複数のアプリケーションを必要とする特定のタスクやプロジェクトで作業する際には、ウインドウをグループ化することも可能。Mission ControlやSpacesなど、macOSのその他のウインドウ管理ツールと連係して機能し、ユーザーは1回クリックするだけで簡単に自分のデスクトップに移動できる。

「ステージマネージャ」機能のイメージ

iPhoneをMacのWebカメラとして使えるようになる。近くにiPhoneがある場合、iPhoneのスリープ解除や選択をしなくても、MacはiPhoneのカメラを自動的に認識。センターフレーム、ポートレートモード、背景を暗くしてユーザーの顔を美しく照らすスタジオ照明エフェクトなど、iPhoneのカメラ機能がMacで使用可能。iPhoneの超広角カメラを利用し、ユーザーの顔とデスクを上から見たところを同時に表示するデスクビューも実現。DIYビデオを作成したり、FaceTimeでスケッチを見せたりといった場面で使用できる。
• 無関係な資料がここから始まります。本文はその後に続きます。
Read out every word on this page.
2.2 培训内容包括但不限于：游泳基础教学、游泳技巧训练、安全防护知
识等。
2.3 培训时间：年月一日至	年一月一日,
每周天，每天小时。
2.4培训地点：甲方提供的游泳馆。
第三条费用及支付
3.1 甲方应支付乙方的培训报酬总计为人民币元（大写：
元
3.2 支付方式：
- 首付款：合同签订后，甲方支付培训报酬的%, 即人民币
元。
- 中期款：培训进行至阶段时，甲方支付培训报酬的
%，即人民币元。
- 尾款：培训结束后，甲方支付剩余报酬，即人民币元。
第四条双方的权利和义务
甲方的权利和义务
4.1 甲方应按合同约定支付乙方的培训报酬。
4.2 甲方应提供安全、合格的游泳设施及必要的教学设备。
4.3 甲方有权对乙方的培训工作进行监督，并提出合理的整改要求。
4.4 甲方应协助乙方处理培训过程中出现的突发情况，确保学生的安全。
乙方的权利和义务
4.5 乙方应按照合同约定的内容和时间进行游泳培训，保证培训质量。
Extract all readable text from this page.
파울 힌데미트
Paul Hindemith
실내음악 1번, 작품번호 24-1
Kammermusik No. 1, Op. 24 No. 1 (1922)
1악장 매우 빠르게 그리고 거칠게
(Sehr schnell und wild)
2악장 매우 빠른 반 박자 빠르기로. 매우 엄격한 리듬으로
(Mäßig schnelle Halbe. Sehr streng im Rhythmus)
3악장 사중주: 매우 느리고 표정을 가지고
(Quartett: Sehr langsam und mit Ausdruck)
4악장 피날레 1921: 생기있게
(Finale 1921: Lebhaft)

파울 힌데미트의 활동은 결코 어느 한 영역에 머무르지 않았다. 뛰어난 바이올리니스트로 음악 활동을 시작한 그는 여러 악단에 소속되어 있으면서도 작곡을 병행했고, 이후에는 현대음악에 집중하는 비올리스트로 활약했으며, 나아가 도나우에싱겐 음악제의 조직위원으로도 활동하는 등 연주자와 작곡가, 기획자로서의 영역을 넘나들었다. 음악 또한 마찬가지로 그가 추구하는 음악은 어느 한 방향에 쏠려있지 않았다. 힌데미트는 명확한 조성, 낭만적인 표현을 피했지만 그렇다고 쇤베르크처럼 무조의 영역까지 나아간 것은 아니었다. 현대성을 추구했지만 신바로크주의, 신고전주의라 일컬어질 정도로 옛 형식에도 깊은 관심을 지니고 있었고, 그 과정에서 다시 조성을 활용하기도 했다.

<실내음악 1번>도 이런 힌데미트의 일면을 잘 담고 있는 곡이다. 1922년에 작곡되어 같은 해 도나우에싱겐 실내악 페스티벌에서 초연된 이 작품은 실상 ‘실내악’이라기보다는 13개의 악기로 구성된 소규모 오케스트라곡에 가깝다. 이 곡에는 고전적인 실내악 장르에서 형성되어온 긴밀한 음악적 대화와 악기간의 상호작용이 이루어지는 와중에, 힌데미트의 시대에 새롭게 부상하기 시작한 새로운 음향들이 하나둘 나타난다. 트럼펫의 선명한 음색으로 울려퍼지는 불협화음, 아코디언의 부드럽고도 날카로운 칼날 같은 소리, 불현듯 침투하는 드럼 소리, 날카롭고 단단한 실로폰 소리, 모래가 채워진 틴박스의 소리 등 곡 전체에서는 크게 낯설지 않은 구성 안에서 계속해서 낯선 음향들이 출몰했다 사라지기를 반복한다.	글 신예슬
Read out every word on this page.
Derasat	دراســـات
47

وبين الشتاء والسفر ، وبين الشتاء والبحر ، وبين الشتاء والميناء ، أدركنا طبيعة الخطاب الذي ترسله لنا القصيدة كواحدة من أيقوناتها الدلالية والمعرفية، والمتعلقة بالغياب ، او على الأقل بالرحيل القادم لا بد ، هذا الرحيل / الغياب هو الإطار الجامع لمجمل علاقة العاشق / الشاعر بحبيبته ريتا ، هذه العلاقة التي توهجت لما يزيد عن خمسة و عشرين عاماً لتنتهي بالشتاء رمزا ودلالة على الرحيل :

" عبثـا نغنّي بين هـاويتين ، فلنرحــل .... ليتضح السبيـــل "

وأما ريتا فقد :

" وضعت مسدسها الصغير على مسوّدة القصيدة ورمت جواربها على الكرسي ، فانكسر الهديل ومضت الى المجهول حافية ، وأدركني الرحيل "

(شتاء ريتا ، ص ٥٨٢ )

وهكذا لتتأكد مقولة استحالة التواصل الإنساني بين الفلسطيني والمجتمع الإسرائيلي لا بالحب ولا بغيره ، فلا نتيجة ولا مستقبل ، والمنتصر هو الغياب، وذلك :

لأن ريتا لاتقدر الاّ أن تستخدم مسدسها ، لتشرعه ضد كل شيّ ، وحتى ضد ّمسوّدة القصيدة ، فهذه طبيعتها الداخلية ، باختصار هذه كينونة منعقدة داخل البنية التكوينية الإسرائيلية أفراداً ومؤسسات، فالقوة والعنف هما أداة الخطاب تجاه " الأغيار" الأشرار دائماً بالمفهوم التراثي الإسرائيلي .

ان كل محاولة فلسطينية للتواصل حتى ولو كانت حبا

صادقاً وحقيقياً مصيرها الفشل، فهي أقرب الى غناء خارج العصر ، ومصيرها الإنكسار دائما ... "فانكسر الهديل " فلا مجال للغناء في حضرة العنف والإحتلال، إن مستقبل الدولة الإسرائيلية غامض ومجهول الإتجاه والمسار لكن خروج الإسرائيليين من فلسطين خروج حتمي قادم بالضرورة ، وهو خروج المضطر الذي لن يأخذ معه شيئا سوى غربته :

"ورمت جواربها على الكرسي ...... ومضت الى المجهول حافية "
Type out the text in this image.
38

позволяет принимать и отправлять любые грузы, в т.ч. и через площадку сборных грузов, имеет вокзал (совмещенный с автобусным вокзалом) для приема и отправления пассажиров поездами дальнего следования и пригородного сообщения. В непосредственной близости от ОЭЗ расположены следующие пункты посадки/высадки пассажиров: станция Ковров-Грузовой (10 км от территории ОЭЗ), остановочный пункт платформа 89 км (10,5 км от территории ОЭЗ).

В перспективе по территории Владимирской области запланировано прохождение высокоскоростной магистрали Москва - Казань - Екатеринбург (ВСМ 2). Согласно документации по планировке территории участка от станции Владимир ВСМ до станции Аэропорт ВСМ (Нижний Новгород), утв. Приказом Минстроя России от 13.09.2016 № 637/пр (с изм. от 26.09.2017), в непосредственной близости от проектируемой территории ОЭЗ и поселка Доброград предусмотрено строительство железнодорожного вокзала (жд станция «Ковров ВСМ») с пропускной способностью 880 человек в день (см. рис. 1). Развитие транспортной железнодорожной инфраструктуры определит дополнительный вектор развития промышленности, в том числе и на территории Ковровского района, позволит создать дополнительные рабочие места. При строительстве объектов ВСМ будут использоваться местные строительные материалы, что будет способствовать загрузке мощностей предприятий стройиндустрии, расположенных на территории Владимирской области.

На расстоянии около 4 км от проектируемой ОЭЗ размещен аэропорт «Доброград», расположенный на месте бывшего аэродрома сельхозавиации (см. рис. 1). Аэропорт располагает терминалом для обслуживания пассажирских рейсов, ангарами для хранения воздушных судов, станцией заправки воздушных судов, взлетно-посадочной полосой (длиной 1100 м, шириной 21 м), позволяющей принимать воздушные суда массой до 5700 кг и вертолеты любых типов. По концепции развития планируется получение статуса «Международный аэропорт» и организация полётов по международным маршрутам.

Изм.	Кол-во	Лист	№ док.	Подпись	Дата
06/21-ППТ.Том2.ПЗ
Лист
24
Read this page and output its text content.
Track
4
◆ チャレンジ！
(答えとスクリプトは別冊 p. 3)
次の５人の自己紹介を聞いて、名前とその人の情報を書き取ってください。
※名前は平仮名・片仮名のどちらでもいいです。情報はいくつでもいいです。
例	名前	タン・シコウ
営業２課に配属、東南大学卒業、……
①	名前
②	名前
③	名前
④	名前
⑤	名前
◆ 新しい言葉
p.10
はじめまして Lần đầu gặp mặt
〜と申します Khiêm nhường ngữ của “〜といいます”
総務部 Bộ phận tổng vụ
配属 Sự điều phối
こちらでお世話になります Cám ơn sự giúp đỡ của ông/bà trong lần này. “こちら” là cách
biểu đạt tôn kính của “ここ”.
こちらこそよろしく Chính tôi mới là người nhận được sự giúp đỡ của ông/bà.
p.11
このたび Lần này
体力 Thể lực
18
iPhoneをMacのWebカメラとして使えるようになる

Safariもアップデートされ、他のユーザーと一緒にブラウズが可能に。共有タブグループを使うと、友達、家族、同僚がSafariで自分のお気に入りサイトを共有でき、ほかの人が今見ているタブを確認できる。

共有スタートページでブックマークのリストを作成したり、Safariからメッセージでの会話やFaceTime通話を開始することも可能。一緒に旅行の計画を立てたり研究プロジェクトに取り組んだりするのに便利だという。

メールも進化。より関連性が高く、正確で完全な検索結果を提示。ユーザーはクリックして検索に入るだけで、入力を始める前でも、最近のメール、連絡先、書類、写真など、探しているものをすばやく見つけられるという。メールの送信を予約したり、送信を押した後すぐにメールの送信を取り消すことも可能。

メッセージアプリでは、送信したメッセージの編集や取り消しに対応。メッセージを未開封にしたり、誤って削除したメッセージを復元する機能も追加される。

ゲームも進化。パワフルなAppleシリコンと組み合わせる事で、「すべての新しいMacで簡単にAAAのゲームを実行できる」という。公開予定のタイトルとして、EAの「GRID Legends」やカプコンの「バイオハザード ヴィレッジ」をラインナップ。今年後半にHello Gamesの「No Man’s Sky」がMacとiPadの両方に登場予定。